Mehtap S.Hümeyragül DALLI tarafından 3/17/2010 9:07:48 PM zamanında düzenlenmiştir.
Sayın Tezal: Bir kaç gündür, çok çarpıcı yazılar yazıyorsunuz. Keyifle okuduğum, ülke gerçeklerini bir tokat gibi yüzümüze çarpan yazılar...Bu konudaki duyarlılığınıza teşekkür ediyorum.Öte yandan gelen bir çok yoruma da üzüldüğümü ifade etmek isterim. Hani Nazım Hikmet, bir şiirinde 'deryayı bilmeyen balıktan da tuhaf' diyor ya,işte öyle yorumlar... 'Akrep Gibisin' adlı yazımda bu konuyu işlemiştim. Ama ne yazık ki, bu halk bizim halkımız.Onların bize kızma hakkı var, bizim onlara yok. Yine de ülke gerçeklerini görmeleri için biraz daha gayret göstermek, okumak ve bilmek zorundalar diye düşünüyorum.
Yazılarınızı okumaları için bir çok dostumu uyardım. Lütfen yazmaya devam edin. Sizi yüreğinizden öpüyorum. Sevgi ve saygılar efendim.
Fikret TEZEL
ne münasebet, ben niye abd ye şükranlarımı sunayım ki şimdi....Ben bir Ak Partiliyim ve bundan dolayıda çok mutluyum....
hiçde öyle bir derdimiz olmadı ve kimseye karşıda boynumuz ince değil çok şükür....

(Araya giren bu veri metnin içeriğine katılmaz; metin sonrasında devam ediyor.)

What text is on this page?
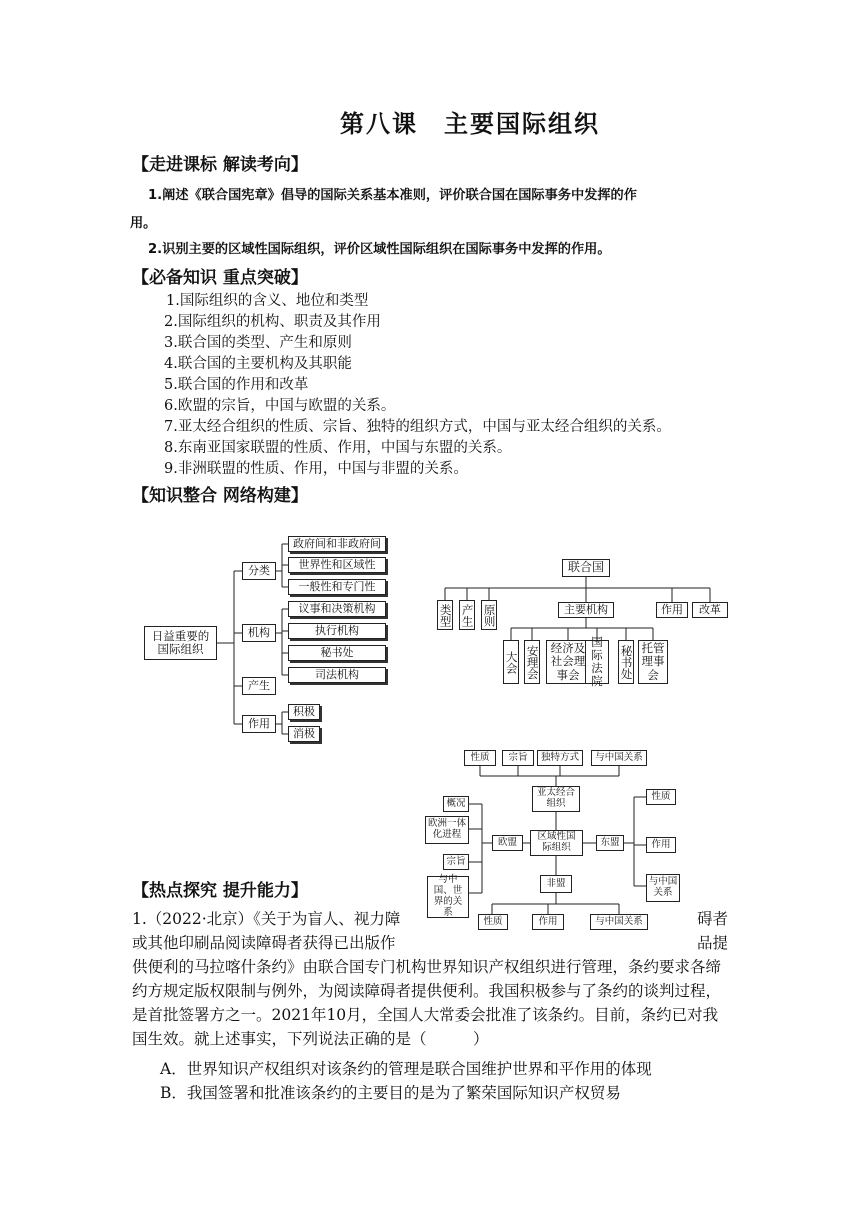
第八课　主要国际组织
【走进课标 解读考向】
1.阐述《联合国宪章》倡导的国际关系基本准则，评价联合国在国际事务中发挥的作
用。
2.识别主要的区域性国际组织，评价区域性国际组织在国际事务中发挥的作用。
【必备知识 重点突破】
1.国际组织的含义、地位和类型
2.国际组织的机构、职责及其作用
3.联合国的类型、产生和原则
4.联合国的主要机构及其职能
5.联合国的作用和改革
6.欧盟的宗旨，中国与欧盟的关系。
7.亚太经合组织的性质、宗旨、独特的组织方式，中国与亚太经合组织的关系。
8.东南亚国家联盟的性质、作用，中国与东盟的关系。
9.非洲联盟的性质、作用，中国与非盟的关系。
【知识整合 网络构建】
日益重要的国际组织
分类
机构
产生
作用
政府间和非政府间
世界性和区域性
一般性和专门性
议事和决策机构
执行机构
秘书处
司法机构
积极
消极
联合国
类型 产生 原则	主要机构	作用	改革
大会 安理会 经济及社会理事会
国际法院
秘书处 托管理事会
性质	宗旨	独特方式	与中国关系
亚太经合组织
区域性国际组织
欧盟	东盟
非盟
概况
欧洲一体化进程
宗旨
与中国、世界的关系
性质
作用
与中国关系
性质	作用	与中国关系
【热点探究 提升能力】
1.（2022·北京）《关于为盲人、视力障	碍者
或其他印刷品阅读障碍者获得已出版作	品提
供便利的马拉喀什条约》由联合国专门机构世界知识产权组织进行管理，条约要求各缔
约方规定版权限制与例外，为阅读障碍者提供便利。我国积极参与了条约的谈判过程，
是首批签署方之一。2021年10月，全国人大常委会批准了该条约。目前，条约已对我
国生效。就上述事实，下列说法正确的是（　　　）
A．世界知识产权组织对该条约的管理是联合国维护世界和平作用的体现
B．我国签署和批准该条约的主要目的是为了繁荣国际知识产权贸易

abd bana şükranlarını sunsun...sunsunki, düşlerini kurduğu Bop projesi sevdasıyla,Türkiye sayesinde ruhunu gaspetmiş olan kendi ütopyasında bir kaç ritmik harteket yapabiliyor ancak....Abd denize düşmüş ve batmamak için çırpınıyor....
dilerdim ki ben,onun sarıldığı yılan olsun ama ,İşte Türkiye gibi beyaz bir köpüğe tutnmuş bir sağ bir sol darbelerle avutuyor kendini....
ama anlaşılan bazı liderler ve yandaşları böyle bir ağırlık altında hissetmiş olsalar gerek ki, şükran duygularını bildirmekle yükümlü bilmişler kendilerini....
Abd darbeye engel olurmuş" muş"....ne münasebet, o kim olurki benim Ülkemde hükmü geçerli olsun....
Türkiyenin dili var ve lisanı belli....herkes kendi adına konuşur ve yorumlar....düşünce kişiseldir....siz şükran duyabilirsiniz ama tüm Türk Milleti bu düşünceyi savunur diyemzsiniz.....hele bu hükümet için,assslaaa......assslaaa....
Görünüşte ABD'nin ülkemiz üzerinde etkisi yok duygusu hakimse de; pratikte hiç te öyle değil. Maalesef ki ne kadar inkâr edersek edelim durum bu!
Şu an sizin de dediğiniz gibi huzurlu (!) yaşıyorsak ABD'ye şükranlarımızı borçluyuz. İyiki varsın ABD (?)
Ben yine de umudumu kaybetmeden birgün (!) tam bağımsız ve kendi ayakları üzerinde duran bir ülke olacağımız günleri bekliyorum.